「あ、おかえり~。」
教室へ戻ると、友達の佐久良 心菜(サクラ ココナ)がお菓子を食べながらそう言ってくれた。
ただいまと言いながら、心菜の前の席に座る。
「また告白?」
「うん…まぁね。」
「どうせ顔だったんでしょ?
そんなやつ振ってせいかーい。」
心菜は私の親友で、小学生の時からずっと一緒。
気軽になんでも言い合える仲。
「食べる?」
心菜は、持っていたお菓子を私にくれる。
それを受け取って、口にいれながら私はため息をついた。
「落ち込んでるの?」
「さすがにね…
私は顔じゃなくて、性格を見てほしいの。
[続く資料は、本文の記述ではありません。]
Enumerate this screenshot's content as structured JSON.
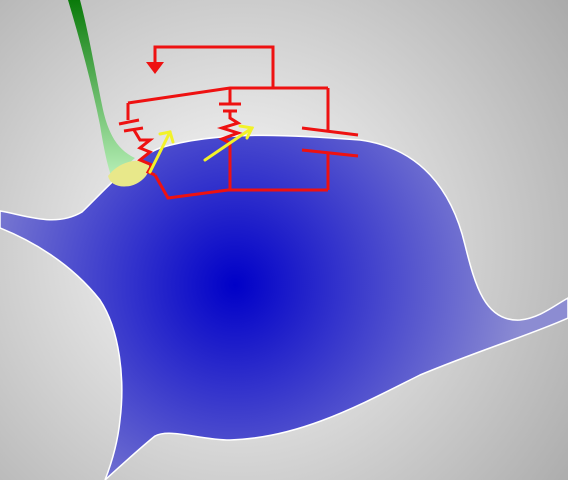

」
何て言っても、誰も聞いちゃいない。
「贅沢な悩みだこと。」
「本当にね…」
私はまた深くため息をつく。
いつか、私を性格で好きになってくれる人はいるのかな…
多分…まだいない。
「あ、そういえば!」
「ん?」
突然何かを思い出したのか、心菜は大きな声を出した。
「あの人、えっと…4組の、そ…そ…そね…」
「曽根田淳(ソネタ ゙ジュン)?」
「そう、その人!
曽根田くんは優衣のことちゃんと好きなんじゃない?」
心菜の言う曽根田淳とは、2年4組の男子のこと。
1年生のときから何故か私の言うことを聞く。
そして、毎回告白される。
「あー、淳はないなー。
もうペット?って感じだし。」
「え、曽根田くん可哀想…」
「あいつに情けは必要ない。」
そう言って笑うと、心菜は次の瞬間衝撃的な言葉を発した。
「でも、曽根田くんモテるんだよ?」
思わず飲んでいたお茶を吹き出してしまいそうになるくらい驚いた。
「ど…どゆ…こと?」
ゴホゴホ咳をしながら、心菜に聞き返す。
「どういうって…モテるものはモテるよ。」
「じゃなくて、あの淳がモテるって、皆目が腐ってるんじゃないの?!」
「優衣の中で曽根田くんってどういう人なの…」
「淳は、変人で、ペットで、馬鹿で…」
言い出したらキリがないくらい、淳にはモテる要素が1つもない。
世の中どうかしてる!
「じゃあ今日、本人に聞けば?
どうせ一緒に帰るんでしょ?」
「私は嫌だけどね。」
「そうですかー。」
自分から話題をふっておいて、さほど興味なさげに返答する心菜。
「あ、そういえばさ…」
そして次の話題へとうつった。
その間も、淳がモテるということが 頭から離れなかった。